Familienunternehmen kritisieren Steuerpolitik

Auch die Qualität der Verkehrsinfrastruktur wird bemängelt und vor allem die Steuerpolitik. Der Vorstand der Stiftung, Professor Rainer Kirchdörfer, bringt die Kritik auf den Punkt:

"Deutschland ist zu einem Höchststeuerland geworden, andere Staaten haben aufgeholt. USA haben eine weitreichende Steuerreform beschlossen, andere Staaten wie die Schweiz und Großbritannien planen dies." Prof. Rainer Kirchdörfer, Stiftung Familienunternehmen

Schweiz bei Familienunternehmen besonders beliebt

Kirchdörfer fordert eine Senkung des Gewinnsteuersatzes auf maximal 25 Prozent.

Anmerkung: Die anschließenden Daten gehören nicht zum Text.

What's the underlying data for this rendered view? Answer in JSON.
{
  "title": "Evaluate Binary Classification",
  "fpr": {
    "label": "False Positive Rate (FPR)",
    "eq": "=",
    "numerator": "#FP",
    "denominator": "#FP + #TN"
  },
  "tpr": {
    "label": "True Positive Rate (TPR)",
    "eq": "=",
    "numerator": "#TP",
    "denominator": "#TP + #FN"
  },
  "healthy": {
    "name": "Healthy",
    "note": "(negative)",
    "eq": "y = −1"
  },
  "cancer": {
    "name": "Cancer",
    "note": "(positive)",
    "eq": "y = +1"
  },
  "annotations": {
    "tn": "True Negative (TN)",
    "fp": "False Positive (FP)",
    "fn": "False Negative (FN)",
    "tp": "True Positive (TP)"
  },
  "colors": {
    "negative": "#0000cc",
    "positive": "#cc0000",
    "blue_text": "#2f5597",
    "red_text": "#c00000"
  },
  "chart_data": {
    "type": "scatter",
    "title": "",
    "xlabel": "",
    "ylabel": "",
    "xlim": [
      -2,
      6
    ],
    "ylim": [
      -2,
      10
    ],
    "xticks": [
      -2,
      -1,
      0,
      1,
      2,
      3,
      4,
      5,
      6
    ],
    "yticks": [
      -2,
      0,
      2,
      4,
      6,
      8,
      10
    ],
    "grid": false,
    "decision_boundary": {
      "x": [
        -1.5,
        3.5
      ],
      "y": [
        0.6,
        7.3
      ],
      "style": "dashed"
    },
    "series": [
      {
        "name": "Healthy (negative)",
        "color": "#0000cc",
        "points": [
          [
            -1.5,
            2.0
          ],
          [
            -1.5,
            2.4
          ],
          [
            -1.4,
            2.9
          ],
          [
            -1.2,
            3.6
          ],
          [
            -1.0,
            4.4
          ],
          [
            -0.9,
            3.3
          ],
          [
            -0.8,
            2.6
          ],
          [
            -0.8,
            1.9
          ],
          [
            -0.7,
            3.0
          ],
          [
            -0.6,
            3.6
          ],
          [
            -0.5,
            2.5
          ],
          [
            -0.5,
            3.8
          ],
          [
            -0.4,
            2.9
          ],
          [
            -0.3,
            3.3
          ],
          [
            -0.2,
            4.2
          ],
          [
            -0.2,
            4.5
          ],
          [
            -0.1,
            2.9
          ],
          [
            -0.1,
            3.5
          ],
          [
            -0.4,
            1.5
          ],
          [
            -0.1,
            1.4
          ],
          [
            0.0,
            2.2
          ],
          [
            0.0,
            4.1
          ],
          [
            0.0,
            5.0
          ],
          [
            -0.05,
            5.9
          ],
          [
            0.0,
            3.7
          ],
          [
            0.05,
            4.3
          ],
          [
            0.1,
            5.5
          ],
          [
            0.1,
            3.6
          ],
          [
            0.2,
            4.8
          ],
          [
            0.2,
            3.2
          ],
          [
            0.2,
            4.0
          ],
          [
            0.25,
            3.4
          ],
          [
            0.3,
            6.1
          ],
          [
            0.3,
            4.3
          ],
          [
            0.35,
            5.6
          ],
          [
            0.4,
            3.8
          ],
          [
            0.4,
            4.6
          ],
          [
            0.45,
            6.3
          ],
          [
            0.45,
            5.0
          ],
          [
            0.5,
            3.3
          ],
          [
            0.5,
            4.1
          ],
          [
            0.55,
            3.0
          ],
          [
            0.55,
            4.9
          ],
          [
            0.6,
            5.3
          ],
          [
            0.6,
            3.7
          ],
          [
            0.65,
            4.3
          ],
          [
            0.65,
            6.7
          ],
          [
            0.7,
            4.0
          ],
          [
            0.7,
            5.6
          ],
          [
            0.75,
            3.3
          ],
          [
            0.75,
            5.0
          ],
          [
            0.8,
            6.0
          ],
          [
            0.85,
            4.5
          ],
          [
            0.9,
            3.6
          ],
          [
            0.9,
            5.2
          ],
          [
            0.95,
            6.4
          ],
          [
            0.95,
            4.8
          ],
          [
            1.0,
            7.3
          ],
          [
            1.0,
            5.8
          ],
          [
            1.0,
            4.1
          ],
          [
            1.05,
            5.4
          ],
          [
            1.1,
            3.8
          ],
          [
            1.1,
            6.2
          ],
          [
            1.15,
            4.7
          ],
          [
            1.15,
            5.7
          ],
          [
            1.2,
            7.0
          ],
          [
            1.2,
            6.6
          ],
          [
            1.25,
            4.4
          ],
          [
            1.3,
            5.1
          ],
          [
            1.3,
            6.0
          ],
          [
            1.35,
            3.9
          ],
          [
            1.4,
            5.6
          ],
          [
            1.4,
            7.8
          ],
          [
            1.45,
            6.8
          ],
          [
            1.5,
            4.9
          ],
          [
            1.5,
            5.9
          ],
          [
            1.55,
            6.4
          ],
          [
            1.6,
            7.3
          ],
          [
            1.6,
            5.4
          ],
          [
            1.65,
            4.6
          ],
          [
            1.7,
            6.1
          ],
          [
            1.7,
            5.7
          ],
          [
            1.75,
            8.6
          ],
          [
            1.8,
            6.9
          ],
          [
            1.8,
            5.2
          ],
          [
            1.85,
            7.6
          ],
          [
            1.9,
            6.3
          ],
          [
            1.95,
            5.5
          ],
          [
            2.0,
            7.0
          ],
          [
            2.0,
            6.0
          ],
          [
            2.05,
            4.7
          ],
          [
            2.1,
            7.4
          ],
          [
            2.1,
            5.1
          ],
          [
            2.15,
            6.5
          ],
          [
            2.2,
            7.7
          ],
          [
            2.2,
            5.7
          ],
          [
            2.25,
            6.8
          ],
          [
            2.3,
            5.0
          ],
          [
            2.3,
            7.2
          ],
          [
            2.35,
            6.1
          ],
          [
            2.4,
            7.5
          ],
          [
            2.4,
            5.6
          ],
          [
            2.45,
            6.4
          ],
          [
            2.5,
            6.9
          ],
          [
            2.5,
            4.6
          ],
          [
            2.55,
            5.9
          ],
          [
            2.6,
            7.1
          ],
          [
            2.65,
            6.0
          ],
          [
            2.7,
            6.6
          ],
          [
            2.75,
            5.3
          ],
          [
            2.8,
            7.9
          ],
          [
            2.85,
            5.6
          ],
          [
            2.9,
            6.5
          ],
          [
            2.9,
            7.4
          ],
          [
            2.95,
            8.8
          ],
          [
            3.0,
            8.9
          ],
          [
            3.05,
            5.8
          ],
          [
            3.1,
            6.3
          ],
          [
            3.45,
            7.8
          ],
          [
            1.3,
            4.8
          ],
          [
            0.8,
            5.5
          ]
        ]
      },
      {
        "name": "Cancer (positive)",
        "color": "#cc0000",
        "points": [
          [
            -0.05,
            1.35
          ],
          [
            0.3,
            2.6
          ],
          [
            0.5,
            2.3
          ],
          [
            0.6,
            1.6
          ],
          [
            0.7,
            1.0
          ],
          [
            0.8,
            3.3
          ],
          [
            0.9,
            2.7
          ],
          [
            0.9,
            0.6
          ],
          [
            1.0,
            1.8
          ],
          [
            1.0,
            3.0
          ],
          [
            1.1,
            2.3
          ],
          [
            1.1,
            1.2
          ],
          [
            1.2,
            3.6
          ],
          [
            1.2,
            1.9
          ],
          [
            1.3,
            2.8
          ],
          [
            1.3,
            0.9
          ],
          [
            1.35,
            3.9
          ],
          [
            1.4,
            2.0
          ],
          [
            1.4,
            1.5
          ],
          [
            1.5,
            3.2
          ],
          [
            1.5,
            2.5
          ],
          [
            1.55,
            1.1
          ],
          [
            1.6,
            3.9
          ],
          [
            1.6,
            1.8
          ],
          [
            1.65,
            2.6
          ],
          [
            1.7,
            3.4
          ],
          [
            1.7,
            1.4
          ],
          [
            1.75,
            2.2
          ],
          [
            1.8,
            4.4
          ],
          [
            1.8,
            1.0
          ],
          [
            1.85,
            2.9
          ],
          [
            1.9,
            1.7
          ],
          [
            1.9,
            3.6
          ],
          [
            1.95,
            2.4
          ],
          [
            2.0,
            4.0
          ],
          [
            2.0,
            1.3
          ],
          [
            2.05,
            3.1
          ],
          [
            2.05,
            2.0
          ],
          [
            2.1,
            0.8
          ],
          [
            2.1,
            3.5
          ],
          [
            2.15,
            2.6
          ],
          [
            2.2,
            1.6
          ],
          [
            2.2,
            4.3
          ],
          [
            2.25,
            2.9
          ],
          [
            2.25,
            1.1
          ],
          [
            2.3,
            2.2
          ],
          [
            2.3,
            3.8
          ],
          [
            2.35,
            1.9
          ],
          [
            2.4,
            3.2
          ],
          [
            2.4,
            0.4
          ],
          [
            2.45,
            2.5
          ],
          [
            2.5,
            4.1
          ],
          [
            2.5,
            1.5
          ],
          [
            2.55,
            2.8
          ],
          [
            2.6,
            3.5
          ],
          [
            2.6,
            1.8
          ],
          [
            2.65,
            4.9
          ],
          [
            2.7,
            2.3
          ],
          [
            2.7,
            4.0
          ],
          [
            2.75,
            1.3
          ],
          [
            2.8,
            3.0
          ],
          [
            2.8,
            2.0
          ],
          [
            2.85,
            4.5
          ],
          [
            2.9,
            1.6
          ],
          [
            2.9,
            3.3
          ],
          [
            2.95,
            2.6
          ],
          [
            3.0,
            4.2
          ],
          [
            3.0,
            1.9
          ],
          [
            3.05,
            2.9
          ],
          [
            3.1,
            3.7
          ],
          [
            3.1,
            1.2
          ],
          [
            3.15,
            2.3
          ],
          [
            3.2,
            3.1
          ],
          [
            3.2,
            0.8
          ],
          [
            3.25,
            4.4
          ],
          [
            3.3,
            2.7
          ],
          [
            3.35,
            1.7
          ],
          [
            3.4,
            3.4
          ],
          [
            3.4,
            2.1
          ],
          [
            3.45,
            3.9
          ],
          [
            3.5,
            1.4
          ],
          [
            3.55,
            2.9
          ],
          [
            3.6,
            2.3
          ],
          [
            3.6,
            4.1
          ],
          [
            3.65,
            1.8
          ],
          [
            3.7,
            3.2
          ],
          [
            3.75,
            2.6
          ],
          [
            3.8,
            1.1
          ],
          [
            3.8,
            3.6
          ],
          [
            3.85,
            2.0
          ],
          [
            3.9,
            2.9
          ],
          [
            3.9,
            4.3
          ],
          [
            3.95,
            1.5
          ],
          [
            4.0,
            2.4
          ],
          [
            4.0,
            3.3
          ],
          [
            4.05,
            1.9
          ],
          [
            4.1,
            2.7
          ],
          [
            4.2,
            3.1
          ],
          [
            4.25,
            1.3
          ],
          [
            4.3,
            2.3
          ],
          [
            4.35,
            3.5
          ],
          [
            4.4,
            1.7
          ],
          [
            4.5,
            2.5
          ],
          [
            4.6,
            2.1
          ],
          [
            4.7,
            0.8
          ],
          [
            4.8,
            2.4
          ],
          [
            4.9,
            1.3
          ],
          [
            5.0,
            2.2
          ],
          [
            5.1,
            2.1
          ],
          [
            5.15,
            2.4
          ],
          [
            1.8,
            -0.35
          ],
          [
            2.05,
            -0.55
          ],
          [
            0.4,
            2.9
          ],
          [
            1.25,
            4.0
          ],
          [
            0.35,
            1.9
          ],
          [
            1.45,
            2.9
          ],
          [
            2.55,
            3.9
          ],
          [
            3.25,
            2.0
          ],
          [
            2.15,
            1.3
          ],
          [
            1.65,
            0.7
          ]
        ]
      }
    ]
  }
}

Auf Platz eins dieses Wettbewerbs-Rankings steht übrigens die Schweiz, gefolgt von Großbritannien, und das trotz des bevorstehenden Brexits. Die Folgen seien unabsehbar und hoch spekulativ, heißt es. Gelobt wird an Großbritannien die Produktivität, die gute Ausbildung der Beschäftigten, die Regulierung und die Finanzierungsmöglichkeiten. Allerdings könnte sich ein harter Brexit schon negativ auf den Standort auswirken, wie es in der Studie weiter heißt.